Six women filed a lawsuit Wednesday against Harvey Weinstein and current and former executives at both The Weinstein Company and Miramax accusing the disgraced movie producer of sexual misconduct, and a coverup by his associates.
Filed in New York’s U.S. District Court, the suit says the women encountered “credible and objective threat of being blacklisted by Weinstein and major film producers such as Miramax and TWC if they refused Weinstein’s unwanted sexual advances or complained about his behavior.”
The civil suit says the women were subjected to “flashing, groping, fondling, harassing, battering, false imprisonment, sexual assault, attempted rape and/or completed rape.”
“The proverbial ‘casting couch’ was Harvey Weinstein’s office of choice, a choice facilitated and condoned by TWC and Miramax,” the suit reads.
The women — Louisette Geiss, Katherine Kendall, Zoe Brock, Sarah Ann Masse, Melissa Sagemiller, and Nannette Klatt — who want a class action certification, accused Weinstein, his associates, “complicit producers,” attorneys, reporters, and other operatives of constructing what the suit calls “The Weinstein Sexual Enterprise” which helped “facilitate and conceal his pattern of unwanted sexual conduct.”
“Each participant in the Weinstein Sexual Enterprise had a systematic linkage to each other participant through corporate ties, contractual relationships, financial ties, and the continuing coordination of their activities,” the lawsuit says, claiming that the so-called enterprise violated the Racketeer Influenced and Corrupt Organizations (RICO) Act.

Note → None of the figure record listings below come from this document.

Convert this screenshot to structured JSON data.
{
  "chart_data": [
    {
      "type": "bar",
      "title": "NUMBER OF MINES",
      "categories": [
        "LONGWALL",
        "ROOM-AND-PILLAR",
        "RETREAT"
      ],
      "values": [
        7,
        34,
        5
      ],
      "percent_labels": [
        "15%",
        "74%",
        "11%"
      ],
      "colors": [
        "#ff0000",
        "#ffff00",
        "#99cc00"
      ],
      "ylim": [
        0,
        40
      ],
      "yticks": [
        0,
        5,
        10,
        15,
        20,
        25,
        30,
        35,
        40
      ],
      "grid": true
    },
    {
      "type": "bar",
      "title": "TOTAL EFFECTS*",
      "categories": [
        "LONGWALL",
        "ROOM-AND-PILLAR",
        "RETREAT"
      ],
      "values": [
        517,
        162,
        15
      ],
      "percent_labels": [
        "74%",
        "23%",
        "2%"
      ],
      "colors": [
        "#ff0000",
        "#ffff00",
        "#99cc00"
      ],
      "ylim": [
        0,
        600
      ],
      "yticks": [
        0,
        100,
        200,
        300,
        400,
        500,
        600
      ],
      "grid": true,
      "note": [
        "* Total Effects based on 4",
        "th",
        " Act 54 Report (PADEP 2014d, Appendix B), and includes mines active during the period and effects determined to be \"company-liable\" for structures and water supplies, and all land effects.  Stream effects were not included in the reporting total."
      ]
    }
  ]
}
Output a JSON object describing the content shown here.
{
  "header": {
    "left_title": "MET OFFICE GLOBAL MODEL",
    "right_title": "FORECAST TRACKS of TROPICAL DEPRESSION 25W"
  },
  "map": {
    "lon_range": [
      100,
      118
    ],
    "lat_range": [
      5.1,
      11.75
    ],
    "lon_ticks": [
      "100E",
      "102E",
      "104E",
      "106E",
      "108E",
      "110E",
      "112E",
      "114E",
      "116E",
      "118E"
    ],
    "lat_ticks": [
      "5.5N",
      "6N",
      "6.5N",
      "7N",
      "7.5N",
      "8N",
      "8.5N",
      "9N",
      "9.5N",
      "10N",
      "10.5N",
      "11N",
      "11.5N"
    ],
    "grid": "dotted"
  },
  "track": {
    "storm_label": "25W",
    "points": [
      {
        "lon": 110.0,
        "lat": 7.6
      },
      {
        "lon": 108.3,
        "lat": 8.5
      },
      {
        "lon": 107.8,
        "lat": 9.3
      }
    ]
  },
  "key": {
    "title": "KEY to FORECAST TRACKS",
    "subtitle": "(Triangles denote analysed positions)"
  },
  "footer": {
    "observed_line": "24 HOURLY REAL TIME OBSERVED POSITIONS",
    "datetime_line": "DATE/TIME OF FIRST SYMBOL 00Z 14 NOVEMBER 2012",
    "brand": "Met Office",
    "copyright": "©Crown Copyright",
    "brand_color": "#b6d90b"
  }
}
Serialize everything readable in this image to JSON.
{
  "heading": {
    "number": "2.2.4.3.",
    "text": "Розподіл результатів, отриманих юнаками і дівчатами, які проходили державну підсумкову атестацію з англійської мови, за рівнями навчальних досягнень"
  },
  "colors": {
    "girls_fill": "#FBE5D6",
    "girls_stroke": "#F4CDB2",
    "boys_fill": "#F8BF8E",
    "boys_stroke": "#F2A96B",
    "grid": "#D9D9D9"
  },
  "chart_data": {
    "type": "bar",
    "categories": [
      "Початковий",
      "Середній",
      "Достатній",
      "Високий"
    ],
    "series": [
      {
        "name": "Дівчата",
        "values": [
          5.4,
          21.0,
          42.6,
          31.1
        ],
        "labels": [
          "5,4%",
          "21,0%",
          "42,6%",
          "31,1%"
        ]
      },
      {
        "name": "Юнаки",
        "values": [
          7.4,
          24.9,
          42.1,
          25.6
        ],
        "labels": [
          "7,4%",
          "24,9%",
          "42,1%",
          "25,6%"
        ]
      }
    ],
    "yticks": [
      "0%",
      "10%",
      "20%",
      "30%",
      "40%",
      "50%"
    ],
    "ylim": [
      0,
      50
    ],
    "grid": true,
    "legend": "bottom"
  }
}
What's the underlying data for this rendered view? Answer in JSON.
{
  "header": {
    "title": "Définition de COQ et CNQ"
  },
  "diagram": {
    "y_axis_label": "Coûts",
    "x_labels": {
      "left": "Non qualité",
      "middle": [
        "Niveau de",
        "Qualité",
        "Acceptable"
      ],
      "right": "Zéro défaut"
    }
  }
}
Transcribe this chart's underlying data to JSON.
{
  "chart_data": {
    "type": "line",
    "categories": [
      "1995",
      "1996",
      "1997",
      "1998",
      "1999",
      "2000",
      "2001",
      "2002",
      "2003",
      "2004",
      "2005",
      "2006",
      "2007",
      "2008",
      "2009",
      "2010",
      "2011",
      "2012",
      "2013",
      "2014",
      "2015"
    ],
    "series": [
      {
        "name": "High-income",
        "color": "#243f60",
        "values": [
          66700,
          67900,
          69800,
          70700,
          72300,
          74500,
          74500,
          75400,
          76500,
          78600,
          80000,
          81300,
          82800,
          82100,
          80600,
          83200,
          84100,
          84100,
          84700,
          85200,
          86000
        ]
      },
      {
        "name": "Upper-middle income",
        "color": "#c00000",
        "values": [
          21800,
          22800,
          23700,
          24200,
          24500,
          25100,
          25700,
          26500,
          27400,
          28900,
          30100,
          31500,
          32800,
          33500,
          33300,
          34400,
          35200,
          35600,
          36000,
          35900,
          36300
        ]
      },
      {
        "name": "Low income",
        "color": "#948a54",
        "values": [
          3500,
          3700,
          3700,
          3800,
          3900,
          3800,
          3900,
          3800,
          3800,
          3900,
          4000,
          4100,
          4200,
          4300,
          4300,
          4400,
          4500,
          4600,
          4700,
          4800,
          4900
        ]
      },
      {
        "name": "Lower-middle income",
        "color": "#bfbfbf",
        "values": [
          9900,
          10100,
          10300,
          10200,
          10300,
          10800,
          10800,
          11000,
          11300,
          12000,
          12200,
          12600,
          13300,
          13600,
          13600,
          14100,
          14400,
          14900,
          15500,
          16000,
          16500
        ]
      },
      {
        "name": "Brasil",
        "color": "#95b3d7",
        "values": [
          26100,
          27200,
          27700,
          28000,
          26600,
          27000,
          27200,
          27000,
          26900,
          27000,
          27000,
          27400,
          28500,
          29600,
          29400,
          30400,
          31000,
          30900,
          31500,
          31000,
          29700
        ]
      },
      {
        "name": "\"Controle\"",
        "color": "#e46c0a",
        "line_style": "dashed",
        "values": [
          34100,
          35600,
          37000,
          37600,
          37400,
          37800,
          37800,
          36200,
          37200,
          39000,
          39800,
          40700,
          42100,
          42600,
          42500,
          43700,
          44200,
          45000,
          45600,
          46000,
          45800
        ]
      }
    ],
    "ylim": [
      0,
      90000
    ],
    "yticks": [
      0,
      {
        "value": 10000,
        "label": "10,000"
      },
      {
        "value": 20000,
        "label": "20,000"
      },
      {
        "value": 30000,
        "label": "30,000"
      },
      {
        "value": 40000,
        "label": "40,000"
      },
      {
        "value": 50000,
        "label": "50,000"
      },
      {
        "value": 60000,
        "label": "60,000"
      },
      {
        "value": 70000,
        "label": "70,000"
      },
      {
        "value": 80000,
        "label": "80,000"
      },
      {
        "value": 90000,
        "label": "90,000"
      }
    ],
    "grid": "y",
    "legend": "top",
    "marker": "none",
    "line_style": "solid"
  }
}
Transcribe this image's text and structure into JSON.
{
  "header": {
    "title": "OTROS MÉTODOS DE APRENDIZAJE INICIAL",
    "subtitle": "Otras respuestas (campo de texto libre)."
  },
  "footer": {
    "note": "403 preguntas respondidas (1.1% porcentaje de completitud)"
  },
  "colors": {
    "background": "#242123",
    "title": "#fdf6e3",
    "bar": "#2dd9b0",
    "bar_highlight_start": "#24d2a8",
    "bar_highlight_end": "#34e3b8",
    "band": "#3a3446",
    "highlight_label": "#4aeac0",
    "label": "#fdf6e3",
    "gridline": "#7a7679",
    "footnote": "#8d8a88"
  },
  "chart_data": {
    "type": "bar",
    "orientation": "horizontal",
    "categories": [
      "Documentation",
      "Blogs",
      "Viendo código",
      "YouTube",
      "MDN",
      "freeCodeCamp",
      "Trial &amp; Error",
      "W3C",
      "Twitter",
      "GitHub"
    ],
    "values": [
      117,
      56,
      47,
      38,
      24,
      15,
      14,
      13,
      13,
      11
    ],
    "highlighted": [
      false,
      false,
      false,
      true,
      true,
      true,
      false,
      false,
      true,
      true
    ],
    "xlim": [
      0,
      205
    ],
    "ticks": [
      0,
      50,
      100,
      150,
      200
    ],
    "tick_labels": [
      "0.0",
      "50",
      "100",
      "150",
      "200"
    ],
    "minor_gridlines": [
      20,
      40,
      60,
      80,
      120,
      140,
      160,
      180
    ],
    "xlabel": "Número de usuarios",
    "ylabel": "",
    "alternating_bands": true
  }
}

In a statement, the six women said: “Harvey Weinstein is a predator. Bob knew it. The board knew it. The lawyers knew it. The private investigators knew it. Hollywood knew it. We knew it. Now the world knows it.”
Among the defendants named in the civil suit include New York Knicks owner James Dolan and Milwaukee Bucks co-owner Marc Lasry.
The suit comes a day after the New York Times published a 7,800-word exposé detailing how Hillary Clinton, Bob Weinstein, the Walt Disney Company, and elite talent agency CAA were all complicit in facilitating or enabling Harvey Weinstein’s sexual abuse over a period of several decades.
Harvey Weinstein’s lawyers Blair Berk and Ben Brafman professed their client’s innocence of criminal conduct in a statement responding to the Times report.
“Mr. Weinstein has never at any time committed an act of sexual assault, and it is wrong and irresponsible to conflate claims of impolitic behavior or consensual sexual contact later regretted, with an untrue claim of criminal conduct,” Berk and Brafman said. “There is a wide canyon between mere allegation and truth, and we are confident that any sober calculation of the facts will prove no legal wrongdoing occurred. Nonetheless, to those offended by Mr. Weinstein’s behavior, he remains deeply apologetic.”
Meanwhile, Sandeep Rehal, who worked as Harvey Weinstein’s personal assistant for two years, is set to file a sexual harassment lawsuit of her own against the embattled producer.
“No one should have to endure what Ms. Rehal experienced at the hands of Harvey Weinstein,” said Rehal’s attorney Genie Harrison on Wednesday, announcing the forthcoming legal action. “We look forward to holding Harvey Weinstein, the Weinstein Company, and all other responsible parties, accountable for the trauma and harm inflicted on Ms. Rehal,” Harrison said.